Last October, this blog reported on a well-reasoned decision in the FirstEnergy Solutions Corp. bankruptcy, a decision in which U.S. bankruptcy judge Alan Koschik struck down an ill-conceived bonus plan. Last month, in the same case, Judge Koschik issued another good decision, this time concerning when a debtor must decide to assume or reject a collective bargaining agreement. The judge ruled that the corporate debtors in that case were required to decide to assume or reject their collective bargaining agreements prior to confirmation of their plan of reorganization. See In re FirstEnergy Solutions Corp., Case No. 18-50757 (Bankr. N.D. Ohio Aug. 26, 2019)
In a Chapter 11 bankruptcy, a corporate debtor may “assume” a collective bargaining agreement, thereby agreeing to accept the contract’s terms and to pay in full all amounts due under the contract. Or, the debtor may try to “reject” the agreement, by filing a motion seeking permission to reject it under Section 1113 of the Bankruptcy Code, 11 U.S.C. §1113. In FirstEnergy, the debtors, which operated nuclear power plants, had done neither when they sought confirmation of their plan of reorganization.

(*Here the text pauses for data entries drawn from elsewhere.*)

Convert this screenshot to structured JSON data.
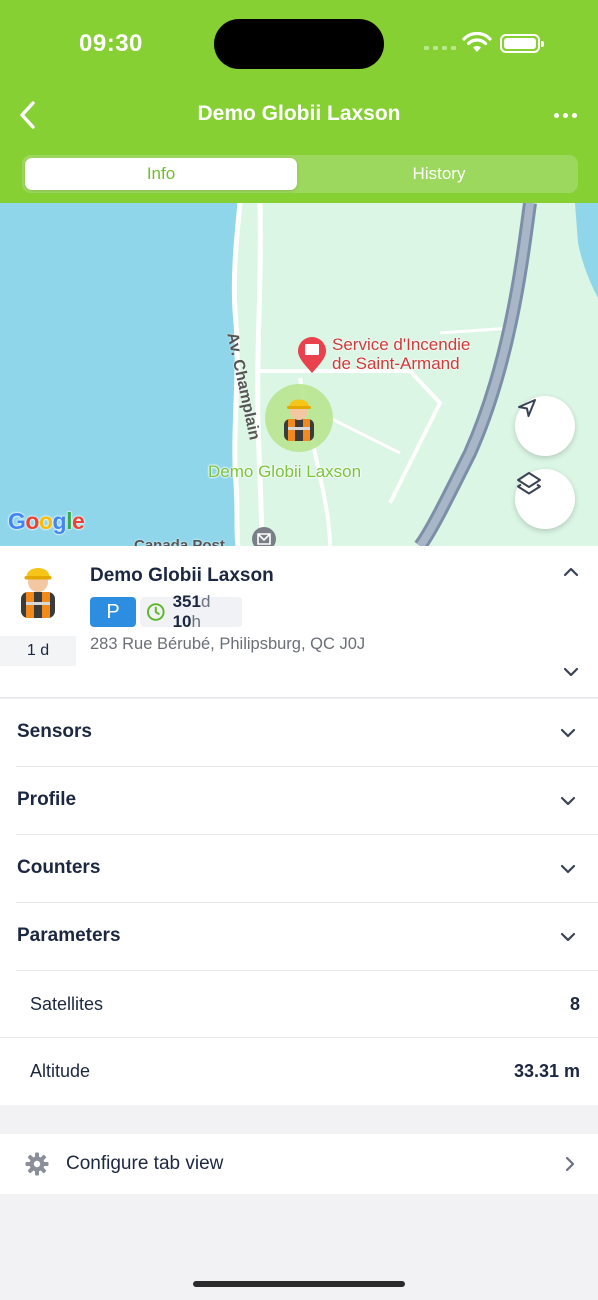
{
  "status_bar": {
    "time": "09:30"
  },
  "header": {
    "title": "Demo Globii Laxson",
    "tabs": [
      {
        "label": "Info",
        "active": true
      },
      {
        "label": "History",
        "active": false
      }
    ],
    "colors": {
      "header_bg": "#86d034",
      "active_tab_text": "#6fbf2a"
    }
  },
  "map": {
    "provider_logo": "Google",
    "poi_line1": "Service d'Incendie",
    "poi_line2": "de Saint-Armand",
    "street_label": "Av. Champlain",
    "marker_label": "Demo Globii Laxson",
    "partial_label": "Canada Post",
    "buttons": [
      "locate-icon",
      "layers-icon"
    ]
  },
  "object": {
    "name": "Demo Globii Laxson",
    "duration": "1 d",
    "parking_badge": "P",
    "elapsed_days": "351",
    "elapsed_days_unit": "d",
    "elapsed_hours": "10",
    "elapsed_hours_unit": "h",
    "address": "283 Rue Bérubé, Philipsburg, QC J0J",
    "status_color": "#2d8de0"
  },
  "sections": [
    {
      "label": "Sensors"
    },
    {
      "label": "Profile"
    },
    {
      "label": "Counters"
    },
    {
      "label": "Parameters"
    }
  ],
  "parameters": [
    {
      "label": "Satellites",
      "value": "8"
    },
    {
      "label": "Altitude",
      "value": "33.31 m"
    }
  ],
  "configure": {
    "label": "Configure tab view"
  }
}
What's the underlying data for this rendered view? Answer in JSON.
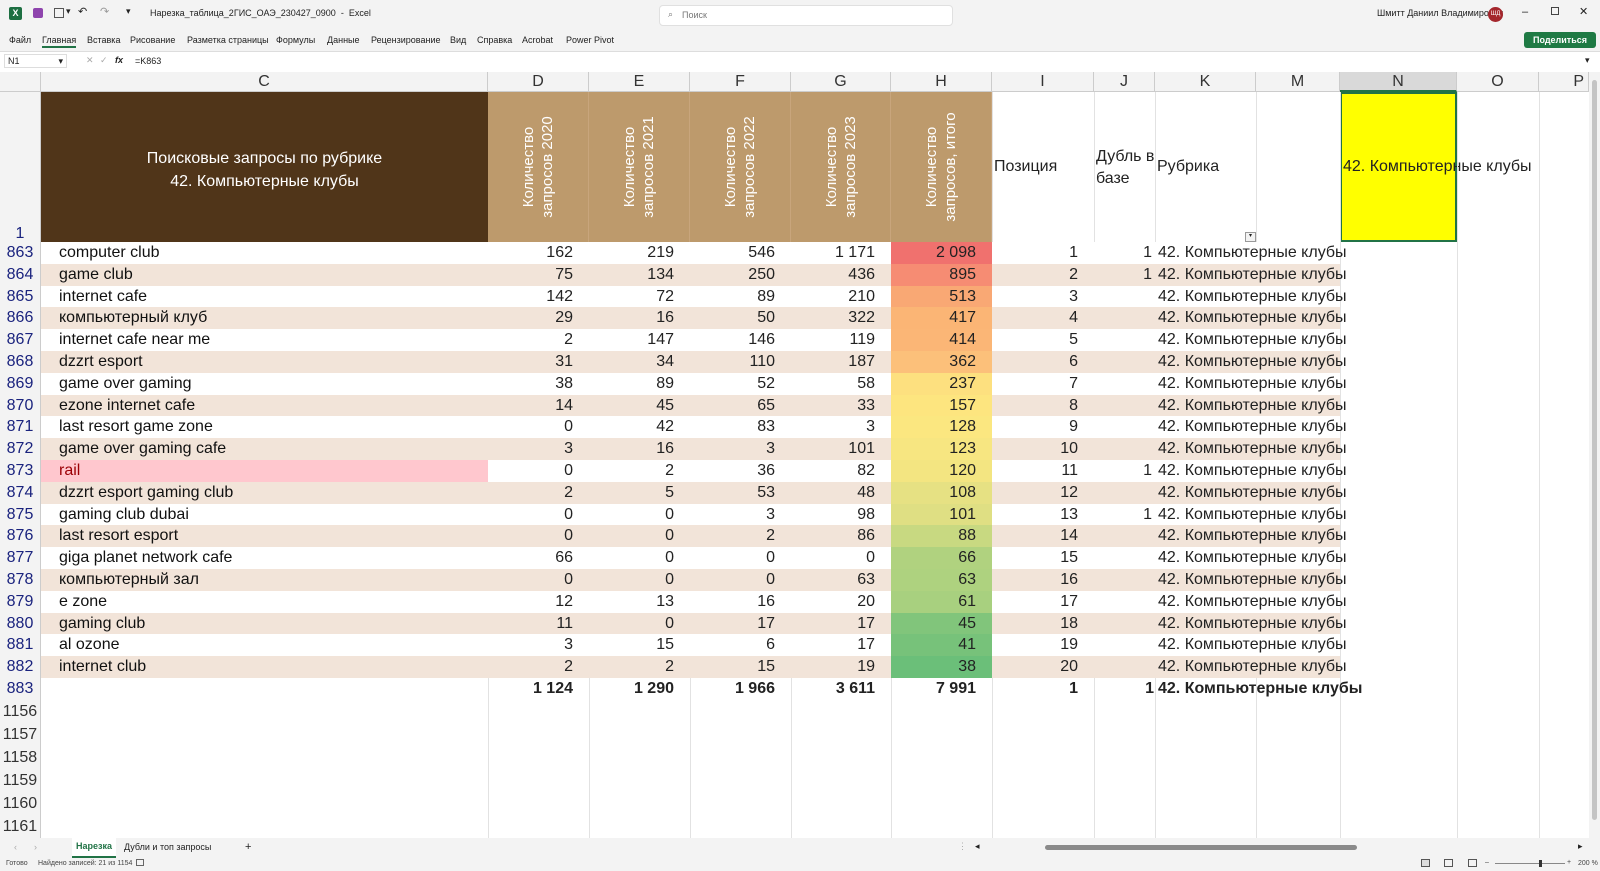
{
  "window": {
    "filename": "Нарезка_таблица_2ГИС_ОАЭ_230427_0900",
    "app": "Excel",
    "search_placeholder": "Поиск",
    "user": "Шмитт Даниил Владимирович",
    "user_initials": "ШД"
  },
  "ribbon": {
    "tabs": [
      "Файл",
      "Главная",
      "Вставка",
      "Рисование",
      "Разметка страницы",
      "Формулы",
      "Данные",
      "Рецензирование",
      "Вид",
      "Справка",
      "Acrobat",
      "Power Pivot"
    ],
    "share_label": "Поделиться"
  },
  "formula_bar": {
    "name_box": "N1",
    "fx": "fx",
    "formula": "=K863"
  },
  "columns": [
    "C",
    "D",
    "E",
    "F",
    "G",
    "H",
    "I",
    "J",
    "K",
    "M",
    "N",
    "O",
    "P"
  ],
  "header_row": {
    "row_number": "1",
    "title_line1": "Поисковые запросы по рубрике",
    "title_line2": "42. Компьютерные клубы",
    "d": "Количество запросов 2020",
    "e": "Количество запросов 2021",
    "f": "Количество запросов 2022",
    "g": "Количество запросов 2023",
    "h": "Количество запросов, итого",
    "i": "Позиция",
    "j": "Дубль в базе",
    "k": "Рубрика",
    "n": "42. Компьютерные клубы"
  },
  "rows": [
    {
      "n": "863",
      "c": "computer club",
      "d": "162",
      "e": "219",
      "f": "546",
      "g": "1 171",
      "h": "2 098",
      "i": "1",
      "j": "1",
      "k": "42. Компьютерные клубы"
    },
    {
      "n": "864",
      "c": "game club",
      "d": "75",
      "e": "134",
      "f": "250",
      "g": "436",
      "h": "895",
      "i": "2",
      "j": "1",
      "k": "42. Компьютерные клубы"
    },
    {
      "n": "865",
      "c": "internet cafe",
      "d": "142",
      "e": "72",
      "f": "89",
      "g": "210",
      "h": "513",
      "i": "3",
      "j": "",
      "k": "42. Компьютерные клубы"
    },
    {
      "n": "866",
      "c": "компьютерный клуб",
      "d": "29",
      "e": "16",
      "f": "50",
      "g": "322",
      "h": "417",
      "i": "4",
      "j": "",
      "k": "42. Компьютерные клубы"
    },
    {
      "n": "867",
      "c": "internet cafe near me",
      "d": "2",
      "e": "147",
      "f": "146",
      "g": "119",
      "h": "414",
      "i": "5",
      "j": "",
      "k": "42. Компьютерные клубы"
    },
    {
      "n": "868",
      "c": "dzzrt esport",
      "d": "31",
      "e": "34",
      "f": "110",
      "g": "187",
      "h": "362",
      "i": "6",
      "j": "",
      "k": "42. Компьютерные клубы"
    },
    {
      "n": "869",
      "c": "game over gaming",
      "d": "38",
      "e": "89",
      "f": "52",
      "g": "58",
      "h": "237",
      "i": "7",
      "j": "",
      "k": "42. Компьютерные клубы"
    },
    {
      "n": "870",
      "c": "ezone internet cafe",
      "d": "14",
      "e": "45",
      "f": "65",
      "g": "33",
      "h": "157",
      "i": "8",
      "j": "",
      "k": "42. Компьютерные клубы"
    },
    {
      "n": "871",
      "c": "last resort game zone",
      "d": "0",
      "e": "42",
      "f": "83",
      "g": "3",
      "h": "128",
      "i": "9",
      "j": "",
      "k": "42. Компьютерные клубы"
    },
    {
      "n": "872",
      "c": "game over gaming cafe",
      "d": "3",
      "e": "16",
      "f": "3",
      "g": "101",
      "h": "123",
      "i": "10",
      "j": "",
      "k": "42. Компьютерные клубы"
    },
    {
      "n": "873",
      "c": "rail",
      "d": "0",
      "e": "2",
      "f": "36",
      "g": "82",
      "h": "120",
      "i": "11",
      "j": "1",
      "k": "42. Компьютерные клубы",
      "highlight": "#ffc7ce"
    },
    {
      "n": "874",
      "c": "dzzrt esport gaming club",
      "d": "2",
      "e": "5",
      "f": "53",
      "g": "48",
      "h": "108",
      "i": "12",
      "j": "",
      "k": "42. Компьютерные клубы"
    },
    {
      "n": "875",
      "c": "gaming club dubai",
      "d": "0",
      "e": "0",
      "f": "3",
      "g": "98",
      "h": "101",
      "i": "13",
      "j": "1",
      "k": "42. Компьютерные клубы"
    },
    {
      "n": "876",
      "c": "last resort esport",
      "d": "0",
      "e": "0",
      "f": "2",
      "g": "86",
      "h": "88",
      "i": "14",
      "j": "",
      "k": "42. Компьютерные клубы"
    },
    {
      "n": "877",
      "c": "giga planet network cafe",
      "d": "66",
      "e": "0",
      "f": "0",
      "g": "0",
      "h": "66",
      "i": "15",
      "j": "",
      "k": "42. Компьютерные клубы"
    },
    {
      "n": "878",
      "c": "компьютерный зал",
      "d": "0",
      "e": "0",
      "f": "0",
      "g": "63",
      "h": "63",
      "i": "16",
      "j": "",
      "k": "42. Компьютерные клубы"
    },
    {
      "n": "879",
      "c": "e zone",
      "d": "12",
      "e": "13",
      "f": "16",
      "g": "20",
      "h": "61",
      "i": "17",
      "j": "",
      "k": "42. Компьютерные клубы"
    },
    {
      "n": "880",
      "c": "gaming club",
      "d": "11",
      "e": "0",
      "f": "17",
      "g": "17",
      "h": "45",
      "i": "18",
      "j": "",
      "k": "42. Компьютерные клубы"
    },
    {
      "n": "881",
      "c": "al ozone",
      "d": "3",
      "e": "15",
      "f": "6",
      "g": "17",
      "h": "41",
      "i": "19",
      "j": "",
      "k": "42. Компьютерные клубы"
    },
    {
      "n": "882",
      "c": "internet club",
      "d": "2",
      "e": "2",
      "f": "15",
      "g": "19",
      "h": "38",
      "i": "20",
      "j": "",
      "k": "42. Компьютерные клубы"
    }
  ],
  "heat_colors": [
    "#f0716e",
    "#f68c73",
    "#f9a874",
    "#fbb575",
    "#fbb676",
    "#fcc07a",
    "#fde07f",
    "#fde57f",
    "#fbe780",
    "#f7e681",
    "#f3e581",
    "#e6e183",
    "#dfdf83",
    "#c8d981",
    "#b0d27f",
    "#aed27f",
    "#a8d07f",
    "#81c57b",
    "#77c27a",
    "#6bbf79"
  ],
  "totals": {
    "n": "883",
    "d": "1 124",
    "e": "1 290",
    "f": "1 966",
    "g": "3 611",
    "h": "7 991",
    "i": "1",
    "j": "1",
    "k": "42. Компьютерные клубы"
  },
  "empty_rows": [
    "1156",
    "1157",
    "1158",
    "1159",
    "1160",
    "1161"
  ],
  "sheets": {
    "active": "Нарезка",
    "other": "Дубли и топ запросы"
  },
  "status": {
    "ready": "Готово",
    "found": "Найдено записей: 21 из 1154",
    "zoom": "200 %"
  },
  "colors": {
    "title_fill": "#503519",
    "header_fill": "#bd9a6c",
    "band_fill": "#f2e4d9",
    "selected_fill": "#ffff00",
    "excel_green": "#217346"
  }
}
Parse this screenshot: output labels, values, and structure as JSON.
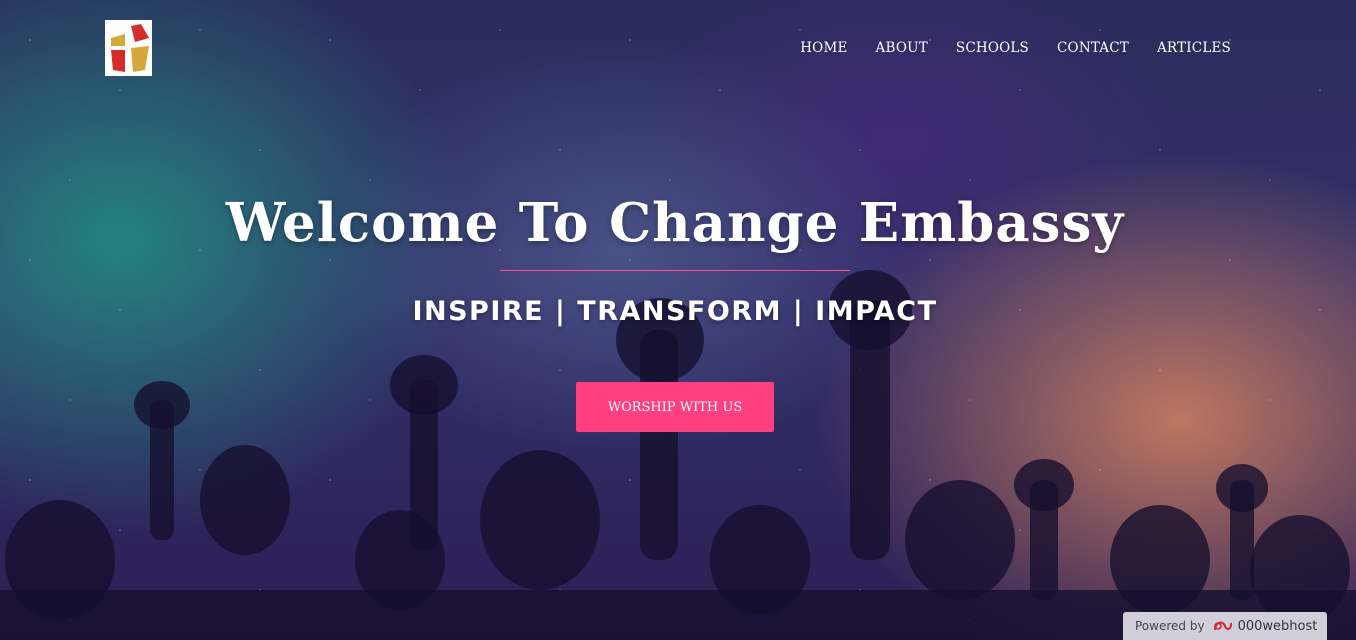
{
  "nav": {
    "logo_icon": "church-cross-logo-icon",
    "items": [
      {
        "label": "HOME"
      },
      {
        "label": "ABOUT"
      },
      {
        "label": "SCHOOLS"
      },
      {
        "label": "CONTACT"
      },
      {
        "label": "ARTICLES"
      }
    ]
  },
  "hero": {
    "title": "Welcome To Change Embassy",
    "tagline": "INSPIRE | TRANSFORM | IMPACT",
    "cta_label": "WORSHIP WITH US",
    "background": "starry-sky-concert-crowd-raised-hands"
  },
  "footer_badge": {
    "prefix": "Powered by",
    "brand": "000webhost",
    "brand_icon": "000webhost-logo-icon"
  },
  "colors": {
    "accent": "#ff3f80",
    "title_rule": "#ff4f8b",
    "text": "#ffffff"
  }
}
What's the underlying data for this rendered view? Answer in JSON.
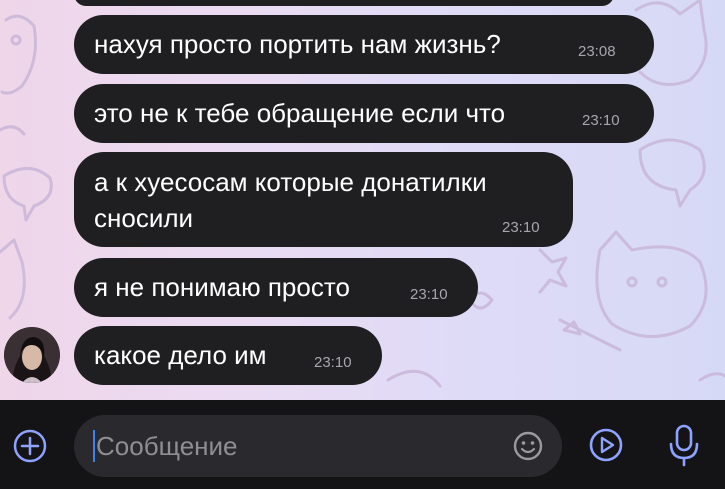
{
  "colors": {
    "bubble_bg": "#1f1f22",
    "bubble_text": "#ffffff",
    "time_text": "#a6a6ad",
    "composer_bg": "#141416",
    "input_bg": "#2a2a2e",
    "accent": "#8ea2ff",
    "placeholder": "#8e8e95"
  },
  "messages": [
    {
      "text": "нахуя просто портить нам жизнь?",
      "time": "23:08"
    },
    {
      "text": "это не к тебе обращение если что",
      "time": "23:10"
    },
    {
      "text_line1": "а к хуесосам которые донатилки",
      "text_line2": "сносили",
      "time": "23:10"
    },
    {
      "text": "я не понимаю просто",
      "time": "23:10"
    },
    {
      "text": "какое дело им",
      "time": "23:10"
    }
  ],
  "composer": {
    "placeholder": "Сообщение",
    "icons": {
      "attach": "plus-circle-icon",
      "emoji": "smiley-icon",
      "video_message": "play-circle-icon",
      "voice": "microphone-icon"
    }
  }
}
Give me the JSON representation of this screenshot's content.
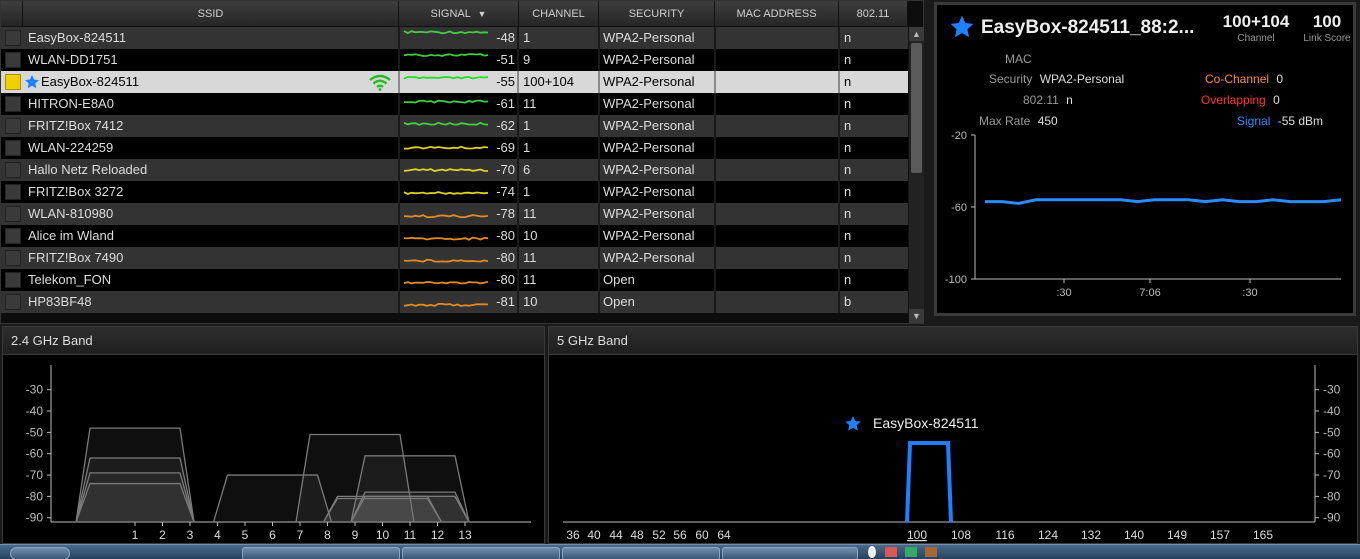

The plan said the debtors would negotiate modifications to their collective bargaining agreements after the court confirmed the plan.
Union locals from the Utility Workers and the International Brotherhood of Electrical Workers objected to confirmation of the plan, arguing that a debtor’s decision to assume or reject a collective bargaining agreement must precede plan confirmation. Their objection pointed out that Section 1113 only allows rejection of a collective bargaining agreement when “necessary to permit the reorganization of the debtor.” 11 U.S.C. §1113(b)(1)(A). Allowing contract rejection after the debtor has already reorganized would run afoul of the statute’s intent. The objection also argued that by not assuming or seeking to reject the contracts, the debtors impermissibly sought to have their cake and eat it too: avoiding the burdens of the contracts’ obligations while also evading the risk of labor unrest that comes with contract rejection.
Judge Koschik sustained the unions’ objection. In a brief decision, he cited Bankruptcy Code Section 365(d)(2), which states that executory contracts (meaning contracts not yet fully performed) may be assumed or rejected “at any time before the confirmation of a plan.” 11 U.S.C. §365(d)(2) (emphasis added). He also cited Supreme Court precedent holding that the debtor has until plan confirmation to decide whether to assume or reject. See Fla. Dep’t of Rev. v. Piccadilly Cafeterias, Inc., 554 U.S. 33, 46 (2008). The judge wrote further that, even if a court had discretion to allow a debtor to make an assume-or-reject decision post-confirmation, he would not allow it in this case. Doing so would be “unwise,” he explained, since it would “leave the CBAs in limbo.”
Once again, as it did last year, the FirstEnergy case has produced a sensible ruling on a question of bankruptcy and labor law.